Because of the time it takes for a neurotransmitter to be released, diffuse across the cleft, interact with receptors, and affect a response in the postsynaptic neuron, chemical synapses are much slower than electrical synapses or impulse transmission along the neuron itself. The synaptic delay is proportional to the number of synapses involved; the more chemical synapses in a pathway, the longer it takes for information to be received, transmitted, and processed.
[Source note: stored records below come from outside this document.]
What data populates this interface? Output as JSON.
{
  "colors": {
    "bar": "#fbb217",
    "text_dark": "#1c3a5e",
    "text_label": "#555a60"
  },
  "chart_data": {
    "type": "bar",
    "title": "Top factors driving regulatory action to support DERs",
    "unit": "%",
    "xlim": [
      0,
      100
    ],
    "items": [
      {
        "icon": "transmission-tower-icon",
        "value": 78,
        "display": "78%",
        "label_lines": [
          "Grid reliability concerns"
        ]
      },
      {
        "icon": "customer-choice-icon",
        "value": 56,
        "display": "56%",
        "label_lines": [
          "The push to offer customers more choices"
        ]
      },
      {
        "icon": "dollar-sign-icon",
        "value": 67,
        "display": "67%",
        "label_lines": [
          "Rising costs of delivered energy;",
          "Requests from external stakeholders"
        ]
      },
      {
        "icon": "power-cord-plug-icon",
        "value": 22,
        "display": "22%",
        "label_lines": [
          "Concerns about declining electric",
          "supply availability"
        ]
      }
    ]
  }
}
The story of impulse transmission does not end with the diffusion of transmitter across the cleft. If the transmitter remained, the postsynaptic receptors would be stimulated indefinitely by the arrival of a single action potential; a mechanism to remove the transmitter is therefore required. Some transmitters simply diffuse away from the synaptic cleft, others, such as norepinephrine, are taken back up for reuse by the presynaptic neuron, and still others are destroyed by specific enzymes. For example, the transmitter acetylcholine is removed from the synapse by an enzyme called cholinesterase. By destroying the transmitter, this enzyme makes it possible for the next impulse, with new information, to be transmitted. Many insecticides, such as the organophosphates (also known as nerve gases), are cholinesterase inhibitors. They block the enzymatic destruction of acetylcholine, with the predictable result that an insect exposed to them becomes permanently active. Given in high enough doses, acetylcholinerase inhibitors will paralyze and kill an animal.

The normal resting potential of a typical neuron is about –70 mv. An excitatory transmitter substance slightly reduces that polarization – that is, makes the inner surface of the membrane less strongly negative – thereby creating an excitatory postsynaptic potential (EPSP). If the EPSP reaches the threshold level (usually about –50 mv), an impulse (action potential) is triggered. If the transmitter substance had been inhibitory, the membrane could have become hyperpolarized (to perhaps –75 mv), a condition called an inhibitory postsynaptic potential (IPSP) (dashed curve), and no action potential would have resulted; the neuron would slowly have returned to its resting potential after release of the transmitter had ceased.